AR Artes Mundi is the largest cash art prize in the UK, offering £40,000 to the winner. Should you win, how do you plan on using the prize money? Do you have a particular project that you would like to use it to realise?

Mounira Al Solh, I strongly believe in our right to be frivolous, 2012– (installation view, National Museum Cardiff). Photo: Polly Thomas. Courtesy the artist

MAS In relation to having been to Cardiff, and because I worked here with local communities, I would like to support the associations who worked with me. I observe the trust they manage to create between people and provide the vital support that you might not even have been able to find back home. The trust is facilitated by a purpose: singing, in a choir, or painting together, working on embroidery projects, food events, workshops etc…

I would love to continue with I Strongly Believe In Our Right to be Frivolous and create performances and perhaps a web- or digital page related to that work (or other things).

And I would love to create another tent, but for using outside: to have such collaborative and significant works, in which stitching and embroidery, stories and fabrics bring people together. Being outside also can open up meetings cantered around creating things outdoors, engaging with nature, or a square…

And I would like to continue make NOA Magazine (issue 5), which will be about places that no longer exist, places related to art, in Lebanon, and in surrounding countries, because of precariousness or other reasons. My NOA (Not Only Arabic) Magazine editors-collaborators will be Lyn Ajan, Virgine Bobin and Salma el Moushtari from Qalqalah collective.

I have also been co-running a space called Modka Beireot recently, with friends and family and colleagues, in the Netherlands and in Beirut. I would like to be able to invite some artists to show their works as part of the Modka Beireot project, or create collaborative ways to connect people together, and performances shown to the public in various towns, whereby it can be shared with marginalised people, and others.

AR This is the tenth edition of Artes Mundi. What role do you think such prizes play within a more general arts ecosystem?

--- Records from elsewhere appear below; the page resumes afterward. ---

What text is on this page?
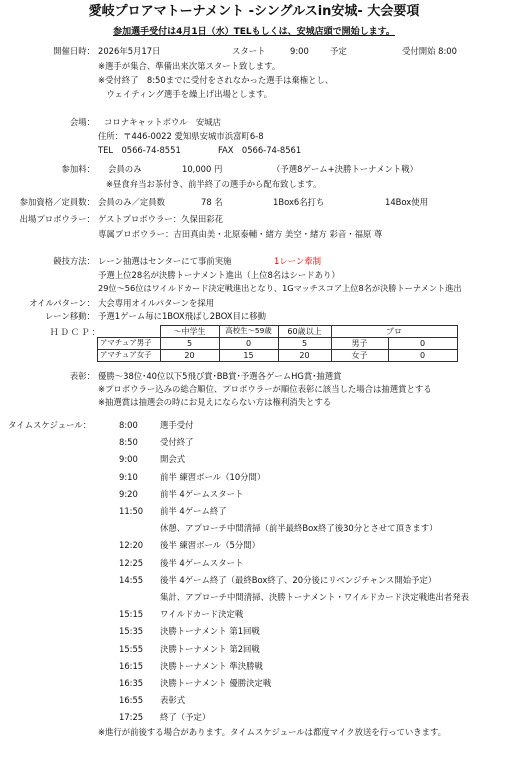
愛岐プロアマトーナメント -シングルスin安城- 大会要項
参加選手受付は4月1日（水）TELもしくは、安城店頭で開始します。
開催日時： 2026年5月17日	スタート	9:00	予定	受付開始 8:00
※選手が集合、準備出来次第スタート致します。
※受付終了　8:50までに受付をされなかった選手は棄権とし、
　ウェイティング選手を繰上げ出場とします。
会場： コロナキャットボウル　安城店
住所：〒446-0022 愛知県安城市浜富町6-8
TEL　0566-74-8551	FAX　0566-74-8561
参加料： 会員のみ	10,000 円	（予選8ゲーム+決勝トーナメント戦）
※昼食弁当お茶付き、前半終了の選手から配布致します。
参加資格／定員数： 会員のみ／定員数	78 名	1Box6名打ち	14Box使用
出場プロボウラー： ゲストプロボウラー：久保田彩花
専属プロボウラー：吉田真由美・北原泰輔・緒方 美空・緒方 彩音・福原 尊
競技方法： レーン抽選はセンターにて事前実施	1レーン牽制
予選上位28名が決勝トーナメント進出（上位8名はシードあり）
29位～56位はワイルドカード決定戦進出となり、1Gマッチスコア上位8名が決勝トーナメント進出
オイルパターン： 大会専用オイルパターンを採用
レーン移動： 予選1ゲーム毎に1BOX飛ばし2BOX目に移動
ＨＤＣＰ：
		～中学生	高校生～59歳	60歳以上	プロ	
アマチュア男子	5	0	5	男子	0
アマチュア女子	20	15	20	女子	0
表彰： 優勝～38位･40位以下5飛び賞･BB賞･予選各ゲームHG賞･抽選賞
※プロボウラー込みの総合順位、プロボウラーが順位表彰に該当した場合は抽選賞とする
※抽選賞は抽選会の時にお見えにならない方は権利消失とする
タイムスケジュール：	8:00	選手受付
8:50	受付終了
9:00	開会式
9:10	前半 練習ボール（10分間）
9:20	前半 4ゲームスタート
11:50 前半 4ゲーム終了
休憩、アプローチ中間清掃（前半最終Box終了後30分とさせて頂きます）
12:20 後半 練習ボール（5分間）
12:25 後半 4ゲームスタート
14:55 後半 4ゲーム終了（最終Box終了、20分後にリベンジチャンス開始予定）
集計、アプローチ中間清掃、決勝トーナメント・ワイルドカード決定戦進出者発表
15:15 ワイルドカード決定戦
15:35 決勝トーナメント 第1回戦
15:55 決勝トーナメント 第2回戦
16:15 決勝トーナメント 準決勝戦
16:35 決勝トーナメント 優勝決定戦
16:55 表彰式
17:25 終了（予定）
※進行が前後する場合があります。タイムスケジュールは都度マイク放送を行っていきます。
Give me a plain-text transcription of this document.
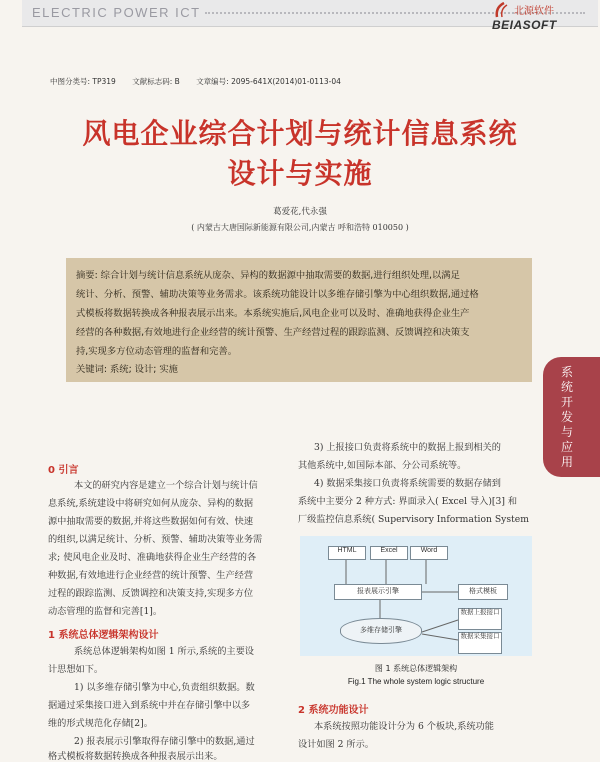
ELECTRIC POWER ICT	北源软件
BEIASOFT
中图分类号: TP319 文献标志码: B 文章编号: 2095-641X(2014)01-0113-04
风电企业综合计划与统计信息系统
设计与实施
葛爱花,代永强
( 内蒙古大唐国际新能源有限公司,内蒙古 呼和浩特 010050 )
摘要: 综合计划与统计信息系统从庞杂、异构的数据源中抽取需要的数据,进行组织处理,以满足
统计、分析、预警、辅助决策等业务需求。该系统功能设计以多维存储引擎为中心组织数据,通过格
式模板将数据转换成各种报表展示出来。本系统实施后,风电企业可以及时、准确地获得企业生产
经营的各种数据,有效地进行企业经营的统计预警、生产经营过程的跟踪监测、反馈调控和决策支
持,实现多方位动态管理的监督和完善。
关键词: 系统; 设计; 实施	系统开发与应用
0 引言
本文的研究内容是建立一个综合计划与统计信
息系统,系统建设中将研究如何从庞杂、异构的数据
源中抽取需要的数据,并将这些数据如何有效、快速
的组织,以满足统计、分析、预警、辅助决策等业务需
求; 使风电企业及时、准确地获得企业生产经营的各
种数据,有效地进行企业经营的统计预警、生产经营
过程的跟踪监测、反馈调控和决策支持,实现多方位
动态管理的监督和完善[1]。
1 系统总体逻辑架构设计
系统总体逻辑架构如图 1 所示,系统的主要设
计思想如下。
1) 以多维存储引擎为中心,负责组织数据。数
据通过采集接口进入到系统中并在存储引擎中以多
维的形式规范化存储[2]。
2) 报表展示引擎取得存储引擎中的数据,通过
格式模板将数据转换成各种报表展示出来。
3) 上报接口负责将系统中的数据上报到相关的
其他系统中,如国际本部、分公司系统等。
4) 数据采集接口负责将系统需要的数据存储到
系统中主要分 2 种方式: 界面录入( Excel 导入)[3] 和
厂级监控信息系统( Supervisory Information System
HTML	Excel	Word
报表展示引擎	格式模板
多维存储引擎
数据上报接口
数据采集接口
图 1 系统总体逻辑架构
Fig.1 The whole system logic structure
2 系统功能设计
本系统按照功能设计分为 6 个板块,系统功能
设计如图 2 所示。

MAS A prize is tricky, it might, whether it’s intended or not, create a competitive atmosphere amongst the artists, we are already winners by being able to come and work here, yet someone has to win. As an artist, we do need platforms to host our works, we do need budgets to create our works, we do need visibility. On the other hand, we do need to survive sickness and support our families most importantly. If artists can’t survive or show their work for a long time, after a while they might quit, or start disbelieving in their work.

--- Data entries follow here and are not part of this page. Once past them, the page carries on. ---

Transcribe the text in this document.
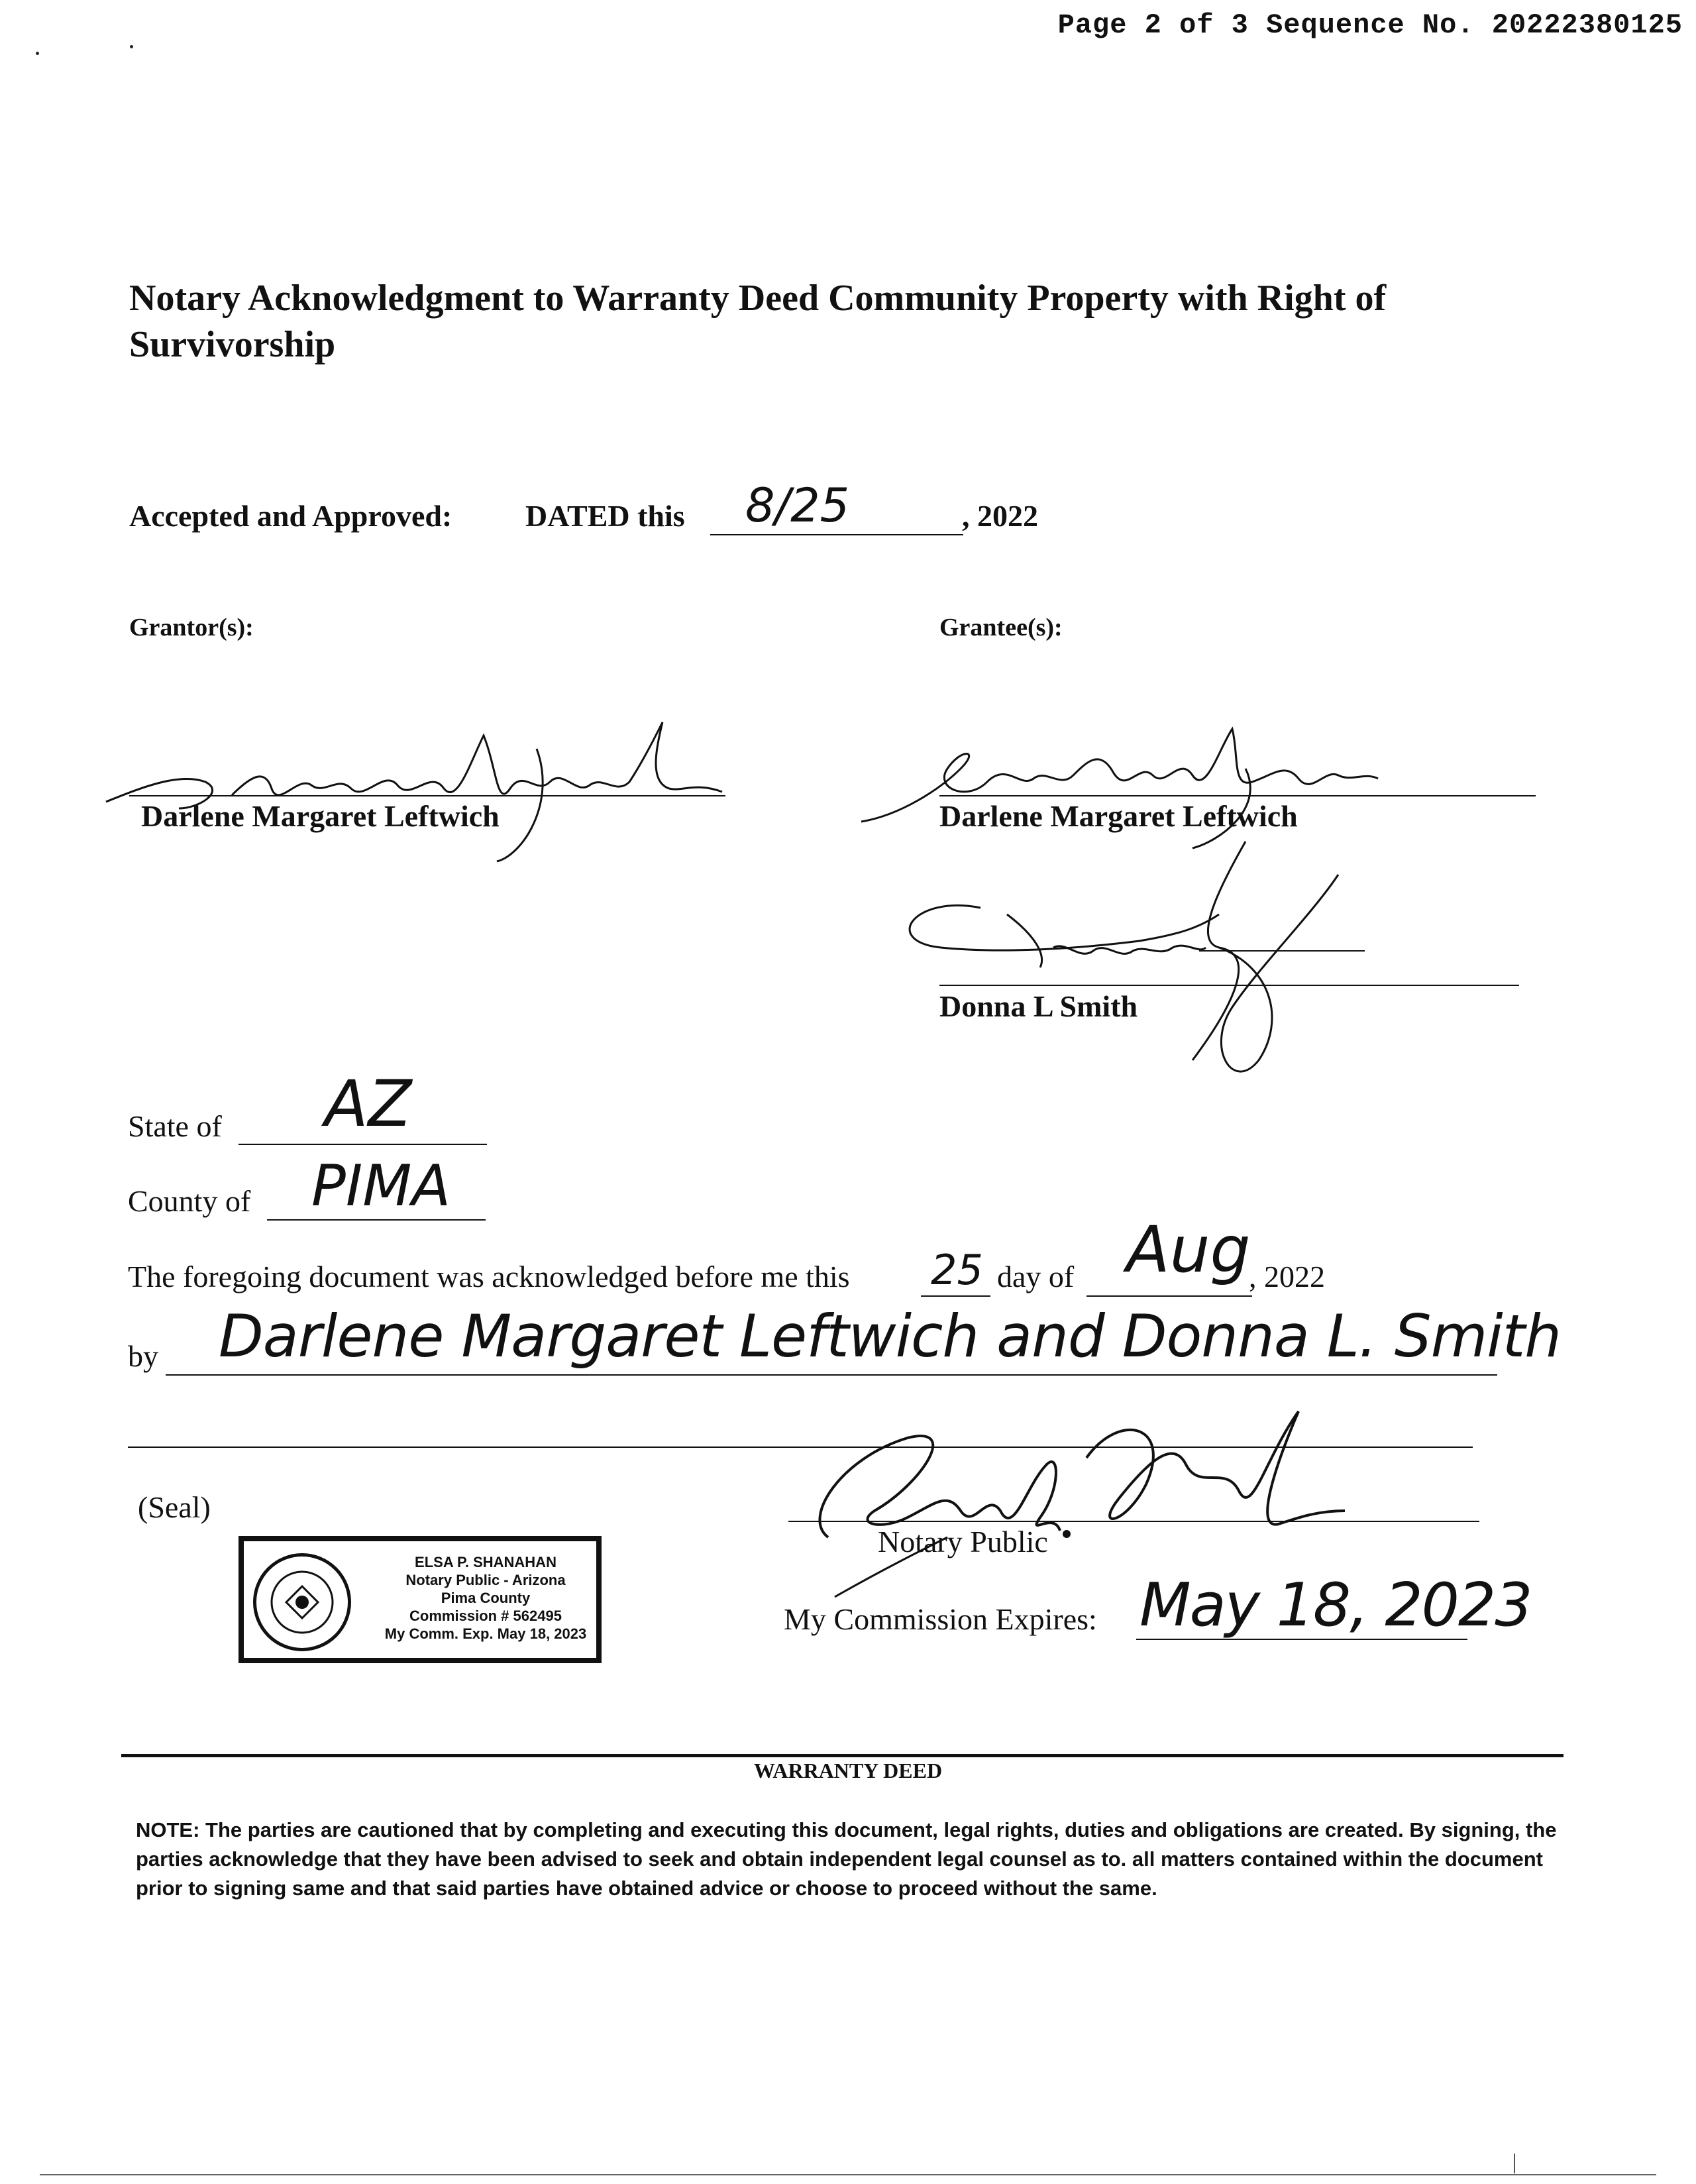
Page 2 of 3 Sequence No. 20222380125
Notary Acknowledgment to Warranty Deed Community Property with Right of Survivorship
Accepted and Approved: DATED this 8/25	, 2022
Grantor(s):	Grantee(s):
Darlene Margaret Leftwich	Darlene Margaret Leftwich
Donna L Smith
State of AZ
County of PIMA
The foregoing document was acknowledged before me this 25 day of Aug
, 2022
by Darlene Margaret Leftwich and Donna L. Smith
(Seal)
ELSA P. SHANAHAN
Notary Public - Arizona
Pima County
Commission # 562495
My Comm. Exp. May 18, 2023
Notary Public
My Commission Expires: May 18, 2023
WARRANTY DEED
NOTE: The parties are cautioned that by completing and executing this document, legal rights, duties and obligations are created. By signing, the parties acknowledge that they have been advised to seek and obtain independent legal counsel as to. all matters contained within the document prior to signing same and that said parties have obtained advice or choose to proceed without the same.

As artists, we also need to open dialogues with other artists colleagues; we are a diverse group, the mix is really heart-warming. And it’s interesting for us to mix with audiences from here at Wales. Artes Mundi opens this chance – it’s not located in London, we do not always need to be in the so-called recognised ‘centre’.

The National Museum of Wales, where my work is being hosted, is a vibrant place, with many families visiting, and all sorts of people. It also has a fossil piece from Lebanon, I realised. Here everyone comes to see the dinosaurs and other fascinating creatures – children, grandparents, mothers and students. These people are not usually the public for ‘contemporary art museums’ so it is great we share spaces, our art with the dinosaurs, all seen by children and their grandparents, and people from all sorts of backgrounds come here.

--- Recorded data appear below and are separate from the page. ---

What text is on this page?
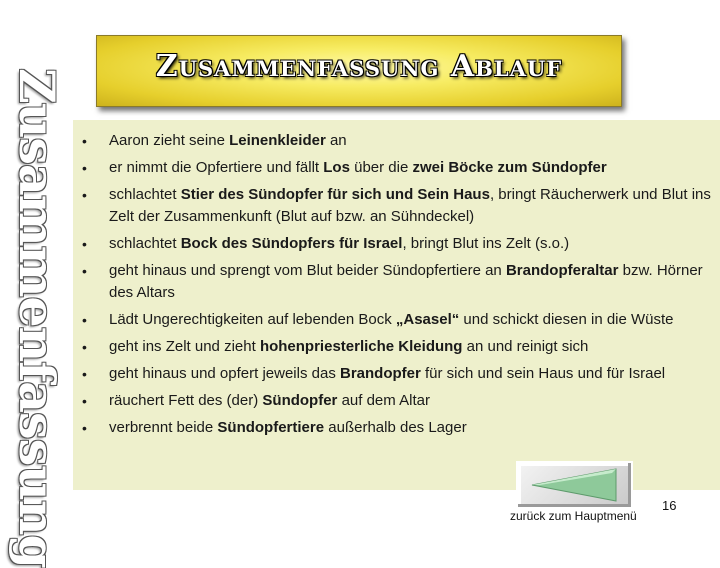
Zusammenfassung Ablauf
Zusammenfassung • Aaron zieht seine Leinenkleider an
• er nimmt die Opfertiere und fällt Los über die zwei Böcke zum Sündopfer
• schlachtet Stier des Sündopfer für sich und Sein Haus, bringt Räucherwerk und Blut ins Zelt der Zusammenkunft (Blut auf bzw. an Sühndeckel)
• schlachtet Bock des Sündopfers für Israel, bringt Blut ins Zelt (s.o.)
• geht hinaus und sprengt vom Blut beider Sündopfertiere an Brandopferaltar bzw. Hörner des Altars
• Lädt Ungerechtigkeiten auf lebenden Bock „Asasel“ und schickt diesen in die Wüste
• geht ins Zelt und zieht hohenpriesterliche Kleidung an und reinigt sich
• geht hinaus und opfert jeweils das Brandopfer für sich und sein Haus und für Israel
• räuchert Fett des (der) Sündopfer auf dem Altar
• verbrennt beide Sündopfertiere außerhalb des Lager
zurück zum Hauptmenü
16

We hope these people would also come to see our works and make their own connections between our contexts and what they see at the National Museum: archives and archaeology that belong not only to the history of the UK but also the whole ecosystem and planet, and which is being well preserved and shown in the galleries around and under our floors, for the lucky ones to visit them.

For Artes Mundi 10, Mounira Al Solh will present works at at the National Museum Cardiff through 25 February.